Homeless data system gets state-funded boost
The City Council on May 12 approved transferring Homeless Housing, Assistance and Prevention Round 5 (HHAP-5) grant funds — the fifth round of California’s flexible state grants for cities and counties fighting homelessness — to Sacramento Steps Forward, the nonprofit that coordinates the region’s homeless response. The money will pay for the Homeless Management Information System (HMIS) — the shared database that tracks who is homeless in Sacramento, what services they’ve received, and which shelter beds are open on any given night.
For residents, this is the plumbing behind almost every visible homeless service in the city. Outreach workers, shelter operators, and case managers all rely on HMIS to avoid duplicated efforts and to qualify for federal funding. Without it, the city would lose access to significant U.S. Department of Housing and Urban Development dollars, because HUD requires communities to operate an HMIS to receive homeless grants. The council vote keeps that system funded without tapping the city’s general fund.
Unpaid code cases headed to property tax bills
The council also adopted Findings of Fact for Special Assessment on housing and dangerous-buildings cases — the formal legal step that lets the city add unpaid code-enforcement costs to a property owner’s tax bill as a “special assessment,” a charge collected like property taxes and secured by a lien on the home.
These are properties where the city had to step in — boarding up vacant buildings, abating fire hazards, or addressing substandard housing — and the owner never reimbursed the costs. For neighbors of blighted properties, this is the enforcement tool that finally puts financial pressure on absentee owners; for buyers, it’s a reminder to check title records carefully, because these assessments travel with the property. The item was noticed twice (January 14 and March 11, 2026), giving affected owners months to dispute charges before this final vote.
Deer Creek Plaza heads back to the Planning Commission
On May 14, the Planning and Design Commission was set to consider an amendment to the Deer Creek Plaza Planned Unit Development (PUD) — a “PUD” is a custom zoning plan adopted for a specific large site, spelling out exactly what can be built where and under what rules. The proposal, filed as P25-020, modifies the existing plan for the site.
PUD amendments matter to nearby residents because they can change what gets built next door — adjusting allowed uses, building heights, or the mix of housing and retail without rewriting the city’s broader zoning code. The item was noticed twice (March 13 and April 24, 2026), suggesting the project was continued at least once to give the public more time to weigh in. Specific changes proposed in the amendment will be detailed in the staff report at the hearing.
A small Midtown-edge lot split
Also on May 12, the council received a notification — not a vote — that a parcel map has been finalized for 3448 Y Street (case Z22-039/FPM 24-0007). A parcel map is the document that legally divides one property into a small number of new lots (typically four or fewer). This filing makes the split official and lets the new lots be sold or built on separately.

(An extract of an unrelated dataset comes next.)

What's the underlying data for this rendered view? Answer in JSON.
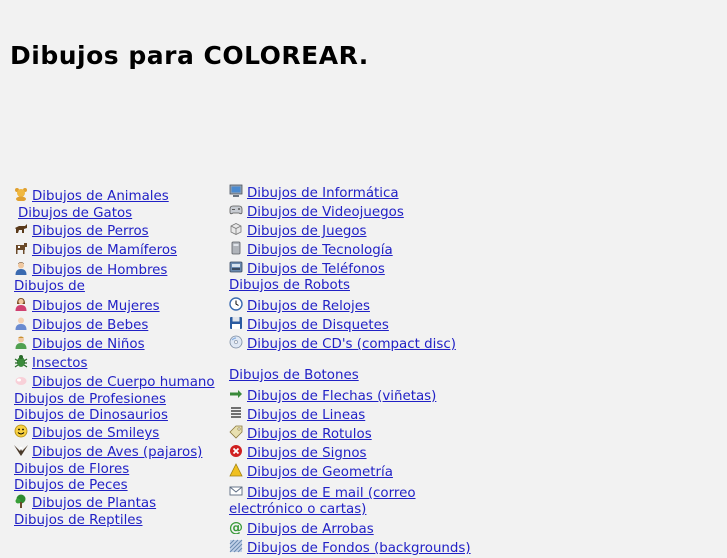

Lot splits like this one are increasingly common in older Sacramento neighborhoods, where larger parcels are being divided to add infill housing — often a second home, duplex, or small cluster of units — without rezoning. For house hunters, these splits are quietly expanding the supply of for-sale homes in established neighborhoods near downtown.
What’s coming up
The Planning and Design Commission’s decision on the Deer Creek Plaza PUD amendment will set the next step for that project; depending on the outcome, the item could move on to the City Council. Property owners with pending code-enforcement cases should watch for individual notices about whether their charges were included in the special assessment list approved this week.